Nowhere to hide
- hollyhrdlicka
- Oct 15, 2023
- 3 min read
Updated: Mar 23, 2024
My house is a mess. What bothers me the most about the mess is I’m not the one who made it, yet here I am, cleaning up. I just finished work, walked right into this disaster and seeing my family watching Netflix without a worry in the world makes me want to rock back and forth in a corner. I’ve learned recently that resentment is a form of envy. So I guess what I want to be doing right now is sitting on my ass with them, but I can't bring myself to sit with the mess makers.
I’ve got to figure out a better system. But that will take delegating.
I’ve got to talk to my teenager about putting her phone down and helping out, but that will take careful communication.
I’ve got to wash my freaking hair! But it’s too late in the day for that now,
I thought sobriety had fixed everything. That’s how it felt at first, but now I feel stuck, and I can't see the progression as I once did.

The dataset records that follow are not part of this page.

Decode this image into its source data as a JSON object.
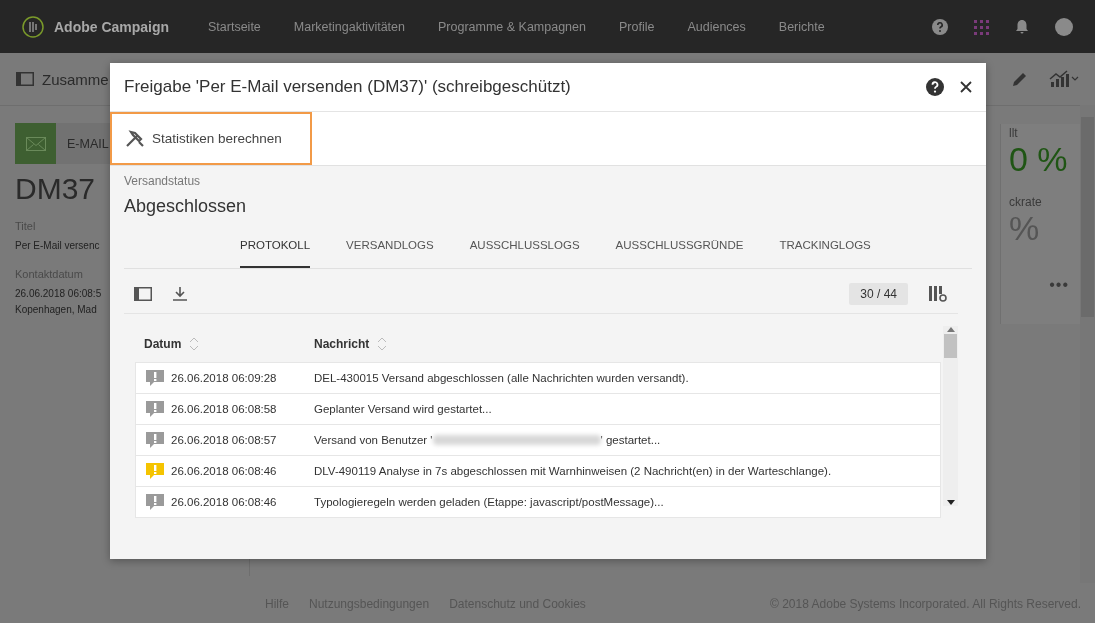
{
  "app": {
    "name": "Adobe Campaign"
  },
  "nav": {
    "items": [
      {
        "label": "Startseite",
        "selected": false
      },
      {
        "label": "Marketingaktivitäten",
        "selected": false
      },
      {
        "label": "Programme & Kampagnen",
        "selected": false
      },
      {
        "label": "Profile",
        "selected": false
      },
      {
        "label": "Audiences",
        "selected": false
      },
      {
        "label": "Berichte",
        "selected": false
      }
    ]
  },
  "page": {
    "title": "Zusamme",
    "channel": "E-MAIL",
    "label": "DM37",
    "fields": [
      {
        "label": "Titel",
        "lines": [
          "Per E-Mail versenc"
        ]
      },
      {
        "label": "Kontaktdatum",
        "lines": [
          "26.06.2018 06:08:5",
          "Kopenhagen, Mad"
        ]
      }
    ],
    "stats": [
      {
        "label": "llt",
        "value": "0 %",
        "kind": "accent"
      },
      {
        "label": "ckrate",
        "value": "%",
        "kind": "plain"
      }
    ],
    "more": "•••"
  },
  "footer": {
    "links": [
      "Hilfe",
      "Nutzungsbedingungen",
      "Datenschutz und Cookies"
    ],
    "copyright": "© 2018 Adobe Systems Incorporated. All Rights Reserved."
  },
  "dialog": {
    "title": "Freigabe 'Per E-Mail versenden (DM37)' (schreibgeschützt)",
    "action": "Statistiken berechnen",
    "status_label": "Versandstatus",
    "status": "Abgeschlossen",
    "tabs": [
      {
        "label": "PROTOKOLL",
        "selected": true
      },
      {
        "label": "VERSANDLOGS",
        "selected": false
      },
      {
        "label": "AUSSCHLUSSLOGS",
        "selected": false
      },
      {
        "label": "AUSSCHLUSSGRÜNDE",
        "selected": false
      },
      {
        "label": "TRACKINGLOGS",
        "selected": false
      }
    ],
    "count": "30 / 44",
    "table": {
      "columns": [
        "Datum",
        "Nachricht"
      ],
      "rows": [
        {
          "kind": "info",
          "date": "26.06.2018 06:09:28",
          "message": "DEL-430015 Versand abgeschlossen (alle Nachrichten wurden versandt)."
        },
        {
          "kind": "info",
          "date": "26.06.2018 06:08:58",
          "message": "Geplanter Versand wird gestartet..."
        },
        {
          "kind": "info",
          "date": "26.06.2018 06:08:57",
          "message": "Versand von Benutzer '",
          "redacted": true,
          "message_end": "' gestartet..."
        },
        {
          "kind": "warning",
          "date": "26.06.2018 06:08:46",
          "message": "DLV-490119 Analyse in 7s abgeschlossen mit Warnhinweisen (2 Nachricht(en) in der Warteschlange)."
        },
        {
          "kind": "info",
          "date": "26.06.2018 06:08:46",
          "message": "Typologieregeln werden geladen (Etappe: javascript/postMessage)..."
        }
      ]
    }
  }
}
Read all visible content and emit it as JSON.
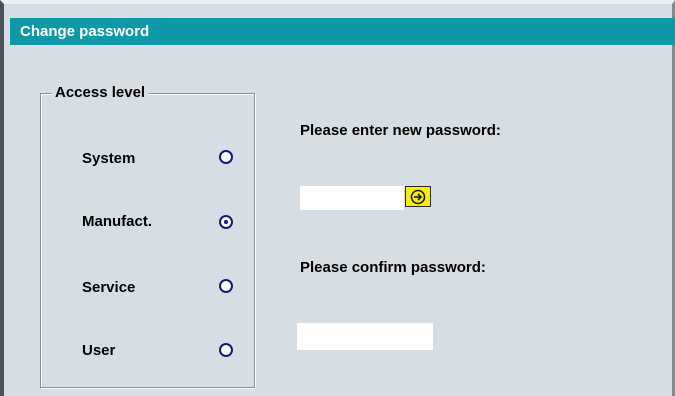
{
  "dialog": {
    "title": "Change password"
  },
  "access_level": {
    "legend": "Access level",
    "options": [
      {
        "label": "System",
        "selected": false
      },
      {
        "label": "Manufact.",
        "selected": true
      },
      {
        "label": "Service",
        "selected": false
      },
      {
        "label": "User",
        "selected": false
      }
    ]
  },
  "new_password": {
    "prompt": "Please enter new password:",
    "value": ""
  },
  "confirm_password": {
    "prompt": "Please confirm password:",
    "value": ""
  },
  "colors": {
    "titlebar": "#0f99a6",
    "background": "#d6dee3",
    "radio": "#0d1a86",
    "enter_button": "#f6f000"
  },
  "icons": {
    "enter_button": "arrow-right-circle-icon"
  }
}
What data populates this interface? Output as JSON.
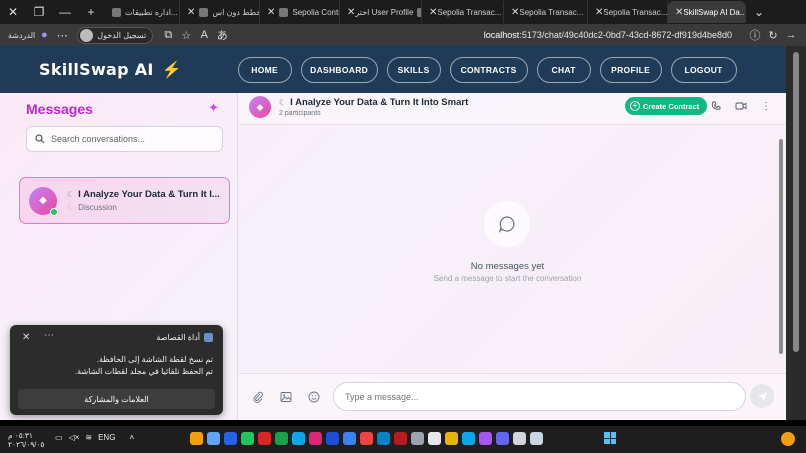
{
  "browser": {
    "tabs": [
      {
        "label": "اداره تطبيقات..."
      },
      {
        "label": "مخطط دون اس..."
      },
      {
        "label": "Sepolia Contra..."
      },
      {
        "label": "اختر User Profile"
      },
      {
        "label": "Sepolia Transac..."
      },
      {
        "label": "Sepolia Transac..."
      },
      {
        "label": "Sepolia Transac..."
      },
      {
        "label": "SkillSwap AI Da...",
        "active": true
      }
    ],
    "profile_label": "تسجيل الدخول",
    "reading_label": "الدردشة",
    "url_host": "localhost",
    "url_path": ":5173/chat/49c40dc2-0bd7-43cd-8672-df919d4be8d0"
  },
  "app": {
    "logo": "SkillSwap AI",
    "nav": [
      "HOME",
      "DASHBOARD",
      "SKILLS",
      "CONTRACTS",
      "CHAT",
      "PROFILE",
      "LOGOUT"
    ]
  },
  "sidebar": {
    "title": "Messages",
    "search_placeholder": "Search conversations...",
    "conversations": [
      {
        "name": "I Analyze Your Data & Turn It I...",
        "type": "Discussion"
      }
    ]
  },
  "chat": {
    "title": "I Analyze Your Data & Turn It Into Smart",
    "participants": "2 participants",
    "create_contract": "Create Contract",
    "empty_title": "No messages yet",
    "empty_subtitle": "Send a message to start the conversation",
    "input_placeholder": "Type a message..."
  },
  "toast": {
    "title": "أداة القصاصة",
    "line1": "تم نسخ لقطة الشاشة إلى الحافظة.",
    "line2": "تم الحفظ تلقائيا في مجلد لقطات الشاشة.",
    "button": "العلامات والمشاركة"
  },
  "taskbar": {
    "time": "٠٥:٣١ م",
    "date": "٢٠٢٦/٠٩/٠٥",
    "language": "ENG"
  },
  "colors": {
    "navbar": "#1f3b57",
    "accent": "#c026d3",
    "create_button": "#10b981"
  }
}
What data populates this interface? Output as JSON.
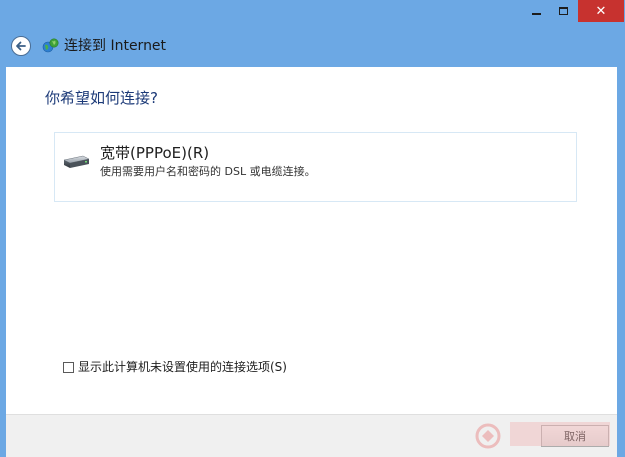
{
  "window": {
    "controls": {
      "minimize_icon": "minimize-icon",
      "maximize_icon": "maximize-icon",
      "close_icon": "close-icon",
      "close_glyph": "✕",
      "close_color": "#c7322f"
    }
  },
  "header": {
    "back_icon": "back-arrow-icon",
    "network_icon": "network-globe-icon",
    "title": "连接到 Internet"
  },
  "main": {
    "question": "你希望如何连接?",
    "options": [
      {
        "icon": "broadband-drive-icon",
        "title": "宽带(PPPoE)(R)",
        "description": "使用需要用户名和密码的 DSL 或电缆连接。"
      }
    ],
    "show_unsetup_checkbox": {
      "checked": false,
      "label": "显示此计算机未设置使用的连接选项(S)"
    }
  },
  "footer": {
    "cancel_label": "取消"
  },
  "colors": {
    "window_frame": "#6ca8e4",
    "question_text": "#1c3a78",
    "card_border": "#d7e8f5"
  }
}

I forgot to email the school, cancel geek squad, and get out to grab milk for tomorrow and when my nine-year-old looks at me and says this is the very worst day she’s ever had because her iPad battery died, I taste blood as I bite my tongue and tell her I’m sorry to hear that. It’s safe to say I’m not in a good mood.
I have this insatiable urge to do something about this feeling. I think about running, but I’m too tired, or maybe eating all my kid's chocolate, but my husband did that already. I want to get in my car and drive north till my car runs out of gas, but I can't afford to waste fuel. I have so much to do, too much to think about, zero motivation, and yes, I’m probably getting my period any day.
As I go upstairs searching for refuge, I pass my little one's bedroom. I see her tent bed and think about hiding in it where no one can find me, where I can be alone.
But here’s the thing.
Alone is not actually what I want. Alone will not help me because “I” will still be there. I want to be somewhere that even I can't find me. My life is great, but I want a break, and now that I have broken up with wine, I feel there’s nowhere to turn. That’s the thing about sober.
There’s nowhere to hide.
Drinking always gave me an escape. Drinking was “somewhere” to go be “alone.” It was where I could get away from the mess, my house and my own mind without even changing locations. Drinking made me feel less stressed, less overwhelmed, and it was great because, for a time, it made me feel less human, but it was terrible because, for a time, it made me feel less human.
The price of drinking was too high. The bad always outweighed the good but the trap kept me coming for more. The after-effects of wine made me feel groggy, unsafe, unfocused and anxious. It was the most unfair trade I’ve ever made, an escape in exchange for my overall wellness and freedom. As lovely as it was to have this magical place to hide out. Slowly poisoning myself and living in constant withdrawal doesn’t leave room for mindfulness, clarity and intentional living, which are at the top of my list of priorities now.
I consider replacing it with weed, sugar, or spending, but any quick fix/distraction comes with it’s price. They all delay the hard and pile it up for the future. Positive change doesn’t come from band-aiding feelings. It comes from being uncomfortable. The thing with discomfort is that if you let yourself feel it, it fades while naturally pushing you in the right direction, but if you run from it, it grows and chases you.
You see, being human is hard sometimes, and kids are little miracles/brats that will try to drive you to drink, lol, but that's life. So when I go upstairs, I reminded myself to sit in it. I take a minute and feel all the feelings. I’m mad, resentful, sad, and, most importantly, I’m patient. Then, I take a deep breath and think about how grateful I am to have a house that can get messy and healthy kids to walk around destroying the said house.
The mess is always willing to wait, and no one as of yet has died from milk withdrawals,
One day, I’ll look around, and the kids will be gone. I’ll be retired, and the house will be quiet.
I’ll have new things to stress over, and I’ll be so happy I was sober and as present as possible for all the messes.
Good for you! Happy almost two month sober! It so worth it. Every month gets easier. Thanks for reading and for reaching out
Holly, I love your openess and honesty!! I am only just under two months sober and this is all a new and terrifying process but your words resonate with me! Thank you!